Projet pilote: le groupe SAPEC est content mais reste vigilant
«De bonnes intentions, mais qu’il s’agit de concrétiser.» C’est ainsi que les membres du groupe SAPEC (soutien aux personnes abusées dans une relation d’autorité religieuse) ont reçu, de manière générale, la présentation, le 12 septembre 2023 à Zurich, de l’étude pilote sur les abus sexuels lancée par l’Église en Suisse.
«J’ai entendu, dans un langage académique, ce que nous crions haut et fort depuis 13 ans», relève Marie-Jo Aeby, vice-présidente du SAPEC, à la sortie de l’Espace Dickens, à Lausanne. L’association suisse de victimes d’abus y a organisé une retransmission en direct de la conférence de presse qui a présenté les premiers résultats du projet pilote sur l’histoire des abus sexuels en Église en Suisse.
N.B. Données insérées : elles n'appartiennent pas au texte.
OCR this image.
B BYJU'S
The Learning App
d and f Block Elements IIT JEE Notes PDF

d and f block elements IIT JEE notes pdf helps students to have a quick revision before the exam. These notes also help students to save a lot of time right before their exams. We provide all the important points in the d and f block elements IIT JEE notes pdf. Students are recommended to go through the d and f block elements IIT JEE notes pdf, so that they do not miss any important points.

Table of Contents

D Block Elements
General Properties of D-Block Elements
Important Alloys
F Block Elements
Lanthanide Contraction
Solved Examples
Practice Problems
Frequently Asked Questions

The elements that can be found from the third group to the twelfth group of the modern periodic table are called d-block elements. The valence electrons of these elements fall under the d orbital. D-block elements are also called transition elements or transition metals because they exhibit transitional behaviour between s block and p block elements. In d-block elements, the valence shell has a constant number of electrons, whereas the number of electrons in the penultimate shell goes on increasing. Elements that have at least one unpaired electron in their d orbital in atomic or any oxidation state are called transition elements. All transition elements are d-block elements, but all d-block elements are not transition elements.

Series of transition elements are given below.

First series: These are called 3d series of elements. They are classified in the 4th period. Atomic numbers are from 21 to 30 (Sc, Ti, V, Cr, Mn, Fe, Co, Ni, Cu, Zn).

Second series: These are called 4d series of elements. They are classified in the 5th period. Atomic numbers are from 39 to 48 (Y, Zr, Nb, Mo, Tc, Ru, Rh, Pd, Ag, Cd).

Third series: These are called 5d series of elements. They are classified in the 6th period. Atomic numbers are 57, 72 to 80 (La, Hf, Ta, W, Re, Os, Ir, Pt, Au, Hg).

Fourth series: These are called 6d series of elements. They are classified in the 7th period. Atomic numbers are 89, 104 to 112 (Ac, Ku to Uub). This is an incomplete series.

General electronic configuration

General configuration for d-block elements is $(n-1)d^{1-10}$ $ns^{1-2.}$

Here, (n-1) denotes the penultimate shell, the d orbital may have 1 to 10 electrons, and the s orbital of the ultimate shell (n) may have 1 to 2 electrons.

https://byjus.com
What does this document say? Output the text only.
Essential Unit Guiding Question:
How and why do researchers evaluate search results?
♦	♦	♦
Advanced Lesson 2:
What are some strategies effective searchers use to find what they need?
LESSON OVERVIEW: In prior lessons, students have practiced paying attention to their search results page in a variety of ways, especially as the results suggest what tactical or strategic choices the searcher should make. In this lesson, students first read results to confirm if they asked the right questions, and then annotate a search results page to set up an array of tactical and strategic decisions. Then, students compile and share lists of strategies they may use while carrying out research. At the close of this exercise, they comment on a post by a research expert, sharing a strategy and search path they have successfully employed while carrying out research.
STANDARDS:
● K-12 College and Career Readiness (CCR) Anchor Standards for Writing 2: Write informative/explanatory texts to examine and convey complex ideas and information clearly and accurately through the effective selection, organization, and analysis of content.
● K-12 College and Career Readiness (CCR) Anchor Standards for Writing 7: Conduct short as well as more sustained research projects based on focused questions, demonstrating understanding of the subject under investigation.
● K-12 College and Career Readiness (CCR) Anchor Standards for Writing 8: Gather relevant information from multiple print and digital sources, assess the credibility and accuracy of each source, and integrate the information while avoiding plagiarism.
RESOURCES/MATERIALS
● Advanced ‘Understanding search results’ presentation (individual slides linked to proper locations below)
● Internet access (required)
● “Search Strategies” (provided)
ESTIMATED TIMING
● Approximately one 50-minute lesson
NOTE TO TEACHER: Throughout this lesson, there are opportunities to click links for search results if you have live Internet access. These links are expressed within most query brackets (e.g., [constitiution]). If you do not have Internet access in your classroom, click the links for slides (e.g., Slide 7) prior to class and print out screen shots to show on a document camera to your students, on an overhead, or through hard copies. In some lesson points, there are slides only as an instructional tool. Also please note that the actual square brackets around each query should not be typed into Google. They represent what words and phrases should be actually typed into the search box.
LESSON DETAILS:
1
Offrir un espace de discussion
Une vingtaine de personnes sont réunies, en cette chaude matinée de fin d’été, face à un écran géant qui diffuse les images de la conférence avec traduction simultanée. La retransmission a été proposée par le groupe SAPEC du fait que l’association créée en 2010 est une réalité essentiellement romande. Tout en proposant un espace de discussion, la possibilité a ainsi été donnée aux membres du groupe de pouvoir plus facilement assister à l’événement se déroulant à Zurich, explique Marie-Jo Aeby.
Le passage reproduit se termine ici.